ACWA is now working to expand the program and build its roster of conservation agronomists, Ahrenholtz said. “It’s all part of our effort to promote as much conservation work as we possibly can here in Iowa,” he said.

Heartland’s conservation agronomy program has the same goal, Fawcett said. The co-op wants to spread the adoption of conservation practices beyond the group of early adopters to a much wider group of farmers, he said. 

Plenty of interest

Both McCabe and Fritch say there’s plenty of interest in adopting conservation practices among farmers. “Since I started in late August, I’ve been keeping pretty busy talking with farmers about planting cover crops and installing edge-of-field practices, like saturated buffers and bioreactors,” said Fritch, who focuses on the North Raccoon River watershed.

McCabe, who concentrates her work in the Middle Cedar watershed, said that working for a leading co-op, like Heartland, helps assure growers who have questions and concerns about planting cover crops or implementing other conservation practices. 

(Photo above: Ruth McCabe, a conservation agronomist for Heartland Co-op, stands near a snowy central Iowa field planted to cover crops. PHOTO/GARY FANDEL)

Building trust

“Because I’m a Heartland employee, I think it helps to build trust with both growers and with sales agronomists about conservation practices,” she said. “It also helps to have someone they know is dedicated to conservation.”

Most farmers, McCabe said, have some very specific questions such as whether cover crops could hurt yields or if edge-of-field practices could affect drainage. “We are able to explain the agronomics and management and help them through the funding process,” she said. 

Fritch, who until recently farmed with his father near Mitchellville in central Iowa, also has the advantage of experience of growing cover crops and implementing other conservation practices on his own acres. “I think that growers feel comfortable working with someone who has already tried these practices,” he said. 

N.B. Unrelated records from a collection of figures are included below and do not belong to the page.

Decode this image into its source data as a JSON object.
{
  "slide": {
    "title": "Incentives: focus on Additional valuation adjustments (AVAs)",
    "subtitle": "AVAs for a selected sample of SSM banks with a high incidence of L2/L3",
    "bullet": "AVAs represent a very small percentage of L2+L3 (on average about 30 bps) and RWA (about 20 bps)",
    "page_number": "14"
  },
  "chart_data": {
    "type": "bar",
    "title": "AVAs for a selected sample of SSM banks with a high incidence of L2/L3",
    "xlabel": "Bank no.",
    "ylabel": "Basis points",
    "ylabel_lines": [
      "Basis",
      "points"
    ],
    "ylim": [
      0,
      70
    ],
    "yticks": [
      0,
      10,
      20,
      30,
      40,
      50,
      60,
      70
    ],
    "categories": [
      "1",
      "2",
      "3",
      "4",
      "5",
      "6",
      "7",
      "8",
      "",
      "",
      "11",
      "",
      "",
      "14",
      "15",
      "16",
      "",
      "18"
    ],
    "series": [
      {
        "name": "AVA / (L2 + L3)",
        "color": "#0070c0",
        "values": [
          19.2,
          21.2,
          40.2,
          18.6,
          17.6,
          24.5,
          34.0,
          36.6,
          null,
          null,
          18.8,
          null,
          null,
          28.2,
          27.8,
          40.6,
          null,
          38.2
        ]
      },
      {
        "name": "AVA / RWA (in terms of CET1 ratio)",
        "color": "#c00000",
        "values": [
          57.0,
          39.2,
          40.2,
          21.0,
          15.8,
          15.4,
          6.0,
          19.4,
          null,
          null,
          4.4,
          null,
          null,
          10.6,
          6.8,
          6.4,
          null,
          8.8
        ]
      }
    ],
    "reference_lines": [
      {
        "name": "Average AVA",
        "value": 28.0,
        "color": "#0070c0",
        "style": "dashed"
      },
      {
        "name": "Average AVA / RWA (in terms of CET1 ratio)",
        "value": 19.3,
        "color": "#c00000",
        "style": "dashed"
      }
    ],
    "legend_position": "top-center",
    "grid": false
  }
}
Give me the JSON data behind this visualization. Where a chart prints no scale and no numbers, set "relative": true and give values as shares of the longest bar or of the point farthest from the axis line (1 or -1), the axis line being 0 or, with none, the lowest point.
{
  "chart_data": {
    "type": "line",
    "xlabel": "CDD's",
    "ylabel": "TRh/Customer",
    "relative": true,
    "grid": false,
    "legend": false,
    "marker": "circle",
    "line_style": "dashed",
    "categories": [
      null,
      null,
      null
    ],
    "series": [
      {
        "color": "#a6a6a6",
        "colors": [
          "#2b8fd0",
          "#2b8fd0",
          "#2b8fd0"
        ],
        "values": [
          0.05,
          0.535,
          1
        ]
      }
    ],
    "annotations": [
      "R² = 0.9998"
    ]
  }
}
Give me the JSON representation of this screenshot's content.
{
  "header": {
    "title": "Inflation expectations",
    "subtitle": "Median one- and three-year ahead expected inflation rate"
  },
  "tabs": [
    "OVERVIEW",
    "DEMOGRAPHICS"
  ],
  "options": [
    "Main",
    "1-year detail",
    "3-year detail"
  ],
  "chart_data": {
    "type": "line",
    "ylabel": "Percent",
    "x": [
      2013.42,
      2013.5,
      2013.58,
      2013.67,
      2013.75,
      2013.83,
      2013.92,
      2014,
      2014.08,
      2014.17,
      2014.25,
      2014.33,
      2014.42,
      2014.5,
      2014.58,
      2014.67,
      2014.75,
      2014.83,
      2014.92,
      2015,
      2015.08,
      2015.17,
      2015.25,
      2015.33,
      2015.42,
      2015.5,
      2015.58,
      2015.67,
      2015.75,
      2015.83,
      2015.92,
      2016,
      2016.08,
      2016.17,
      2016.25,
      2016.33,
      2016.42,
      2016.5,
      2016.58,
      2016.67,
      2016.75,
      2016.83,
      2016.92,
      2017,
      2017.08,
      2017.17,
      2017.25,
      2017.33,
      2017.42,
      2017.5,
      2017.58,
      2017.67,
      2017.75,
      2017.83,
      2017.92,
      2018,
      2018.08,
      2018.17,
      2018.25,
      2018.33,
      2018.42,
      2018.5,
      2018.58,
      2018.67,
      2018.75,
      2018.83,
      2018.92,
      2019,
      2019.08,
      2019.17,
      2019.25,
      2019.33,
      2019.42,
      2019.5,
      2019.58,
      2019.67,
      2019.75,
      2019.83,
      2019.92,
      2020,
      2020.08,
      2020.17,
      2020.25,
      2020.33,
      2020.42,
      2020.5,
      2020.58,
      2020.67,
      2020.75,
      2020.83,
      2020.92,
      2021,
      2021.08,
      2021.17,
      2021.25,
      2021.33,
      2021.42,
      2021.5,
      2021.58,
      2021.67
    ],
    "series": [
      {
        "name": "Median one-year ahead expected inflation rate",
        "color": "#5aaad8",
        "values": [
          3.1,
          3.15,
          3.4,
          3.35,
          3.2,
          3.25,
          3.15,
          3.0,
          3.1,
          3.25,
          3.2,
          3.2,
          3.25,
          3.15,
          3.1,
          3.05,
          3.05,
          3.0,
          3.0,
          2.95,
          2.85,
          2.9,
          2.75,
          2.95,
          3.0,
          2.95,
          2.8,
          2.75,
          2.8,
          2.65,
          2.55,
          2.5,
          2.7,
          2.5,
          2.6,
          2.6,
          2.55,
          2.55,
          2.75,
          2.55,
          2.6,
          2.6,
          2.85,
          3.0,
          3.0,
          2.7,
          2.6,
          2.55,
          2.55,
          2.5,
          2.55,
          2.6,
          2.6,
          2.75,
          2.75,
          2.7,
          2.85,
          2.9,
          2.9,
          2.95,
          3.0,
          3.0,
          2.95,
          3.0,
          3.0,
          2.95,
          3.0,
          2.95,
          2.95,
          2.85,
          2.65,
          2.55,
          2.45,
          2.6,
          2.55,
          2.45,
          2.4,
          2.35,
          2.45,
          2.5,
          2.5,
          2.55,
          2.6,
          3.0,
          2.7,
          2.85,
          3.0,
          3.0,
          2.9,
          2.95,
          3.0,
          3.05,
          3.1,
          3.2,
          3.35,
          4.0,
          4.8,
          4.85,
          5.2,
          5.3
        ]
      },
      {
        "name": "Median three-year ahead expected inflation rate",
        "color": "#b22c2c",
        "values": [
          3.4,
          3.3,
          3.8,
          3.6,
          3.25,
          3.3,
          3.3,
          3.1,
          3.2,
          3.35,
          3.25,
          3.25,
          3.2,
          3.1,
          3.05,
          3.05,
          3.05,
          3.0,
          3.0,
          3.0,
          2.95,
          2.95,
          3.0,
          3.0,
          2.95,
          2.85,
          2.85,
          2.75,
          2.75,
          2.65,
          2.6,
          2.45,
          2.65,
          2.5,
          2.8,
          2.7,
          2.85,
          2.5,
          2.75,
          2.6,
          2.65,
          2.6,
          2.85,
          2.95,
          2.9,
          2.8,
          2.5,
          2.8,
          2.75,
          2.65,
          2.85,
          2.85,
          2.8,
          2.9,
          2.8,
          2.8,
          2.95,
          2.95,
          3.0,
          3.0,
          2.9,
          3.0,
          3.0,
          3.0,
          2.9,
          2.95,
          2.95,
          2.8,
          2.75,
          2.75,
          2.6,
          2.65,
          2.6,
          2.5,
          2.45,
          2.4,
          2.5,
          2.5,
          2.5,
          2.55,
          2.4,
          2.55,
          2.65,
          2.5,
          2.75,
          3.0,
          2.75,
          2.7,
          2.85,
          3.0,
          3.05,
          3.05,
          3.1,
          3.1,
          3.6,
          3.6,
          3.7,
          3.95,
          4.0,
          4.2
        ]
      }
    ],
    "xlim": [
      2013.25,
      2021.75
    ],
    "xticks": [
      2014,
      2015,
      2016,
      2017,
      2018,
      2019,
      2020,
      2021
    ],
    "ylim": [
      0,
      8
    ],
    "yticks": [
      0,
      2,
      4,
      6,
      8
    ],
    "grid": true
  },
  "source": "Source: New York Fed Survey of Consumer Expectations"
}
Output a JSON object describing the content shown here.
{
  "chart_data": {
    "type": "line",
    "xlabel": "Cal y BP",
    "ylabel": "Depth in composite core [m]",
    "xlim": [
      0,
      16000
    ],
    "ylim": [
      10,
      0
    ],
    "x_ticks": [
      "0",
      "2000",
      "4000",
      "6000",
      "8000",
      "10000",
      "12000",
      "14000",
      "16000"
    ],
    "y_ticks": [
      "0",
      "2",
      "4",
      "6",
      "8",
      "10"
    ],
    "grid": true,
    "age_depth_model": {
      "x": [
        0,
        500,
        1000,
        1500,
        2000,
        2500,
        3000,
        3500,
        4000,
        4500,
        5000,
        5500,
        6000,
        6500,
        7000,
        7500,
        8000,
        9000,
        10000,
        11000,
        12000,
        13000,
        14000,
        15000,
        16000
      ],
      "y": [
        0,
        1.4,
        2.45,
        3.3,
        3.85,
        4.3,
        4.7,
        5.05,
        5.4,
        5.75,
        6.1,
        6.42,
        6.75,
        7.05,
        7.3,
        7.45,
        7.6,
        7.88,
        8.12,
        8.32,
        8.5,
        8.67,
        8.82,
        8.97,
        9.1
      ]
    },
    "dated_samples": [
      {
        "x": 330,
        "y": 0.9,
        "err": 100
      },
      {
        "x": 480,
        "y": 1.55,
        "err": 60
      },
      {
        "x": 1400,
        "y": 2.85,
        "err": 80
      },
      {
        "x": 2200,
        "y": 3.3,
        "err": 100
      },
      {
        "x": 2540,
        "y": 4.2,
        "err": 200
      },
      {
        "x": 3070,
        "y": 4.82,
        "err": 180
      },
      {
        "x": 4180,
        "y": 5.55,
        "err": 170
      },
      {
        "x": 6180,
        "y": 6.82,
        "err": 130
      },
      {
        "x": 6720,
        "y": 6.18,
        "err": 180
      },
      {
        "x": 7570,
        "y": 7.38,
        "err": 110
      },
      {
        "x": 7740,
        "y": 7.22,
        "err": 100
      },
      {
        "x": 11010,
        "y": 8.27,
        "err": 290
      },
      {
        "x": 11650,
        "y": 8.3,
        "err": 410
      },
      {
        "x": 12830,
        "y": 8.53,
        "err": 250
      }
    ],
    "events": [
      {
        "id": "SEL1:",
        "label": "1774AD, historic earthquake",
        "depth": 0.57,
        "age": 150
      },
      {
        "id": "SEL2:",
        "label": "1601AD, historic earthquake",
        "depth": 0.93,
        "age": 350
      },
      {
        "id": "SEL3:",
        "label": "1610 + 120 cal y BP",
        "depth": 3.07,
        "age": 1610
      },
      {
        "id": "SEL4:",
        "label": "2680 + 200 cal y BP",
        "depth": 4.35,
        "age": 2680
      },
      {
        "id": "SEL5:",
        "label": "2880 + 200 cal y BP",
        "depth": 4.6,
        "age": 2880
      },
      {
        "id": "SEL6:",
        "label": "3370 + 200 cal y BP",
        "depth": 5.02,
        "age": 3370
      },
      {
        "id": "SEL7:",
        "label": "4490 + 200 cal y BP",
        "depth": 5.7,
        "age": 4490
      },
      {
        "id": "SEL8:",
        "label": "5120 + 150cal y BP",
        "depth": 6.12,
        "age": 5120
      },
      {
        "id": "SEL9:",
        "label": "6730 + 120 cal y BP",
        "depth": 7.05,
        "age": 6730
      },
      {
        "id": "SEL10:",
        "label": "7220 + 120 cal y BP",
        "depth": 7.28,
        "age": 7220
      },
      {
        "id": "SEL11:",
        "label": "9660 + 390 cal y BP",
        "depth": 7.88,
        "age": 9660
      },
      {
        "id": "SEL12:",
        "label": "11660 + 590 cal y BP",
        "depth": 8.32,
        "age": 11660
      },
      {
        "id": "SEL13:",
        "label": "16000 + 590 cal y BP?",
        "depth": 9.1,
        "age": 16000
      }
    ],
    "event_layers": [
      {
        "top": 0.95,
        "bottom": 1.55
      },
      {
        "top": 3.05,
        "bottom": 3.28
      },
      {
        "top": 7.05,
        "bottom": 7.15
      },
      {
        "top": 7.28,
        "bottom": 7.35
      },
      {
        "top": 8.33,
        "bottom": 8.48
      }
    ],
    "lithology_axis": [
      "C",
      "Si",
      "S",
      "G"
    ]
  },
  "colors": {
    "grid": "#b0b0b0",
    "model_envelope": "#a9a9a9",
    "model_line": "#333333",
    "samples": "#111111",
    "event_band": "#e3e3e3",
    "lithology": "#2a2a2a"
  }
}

As well as interest from farmers, the conservation agronomists are also in high demand from among Heartland’s sales agronomists. “They have been incredibly enthusiastic about having a conservation agronomist on board,” McCabe said. “They all seem to have five farmers who have questions on conservation.”

Establishing the conservation agronomy program using a grant from the Iowa Soybean Association is Heartland’s first step to building a self-sustaining conservation program, Fawcett said. The co-op’s overall goal is to establish a conservation agronomy program which can serve as an industry standard for ag retailers in Iowa and around the country, he said. 

“That’s really how we’ll be able to increase the adoption of conservation among a wide range of growers in the state, Fawcett said.”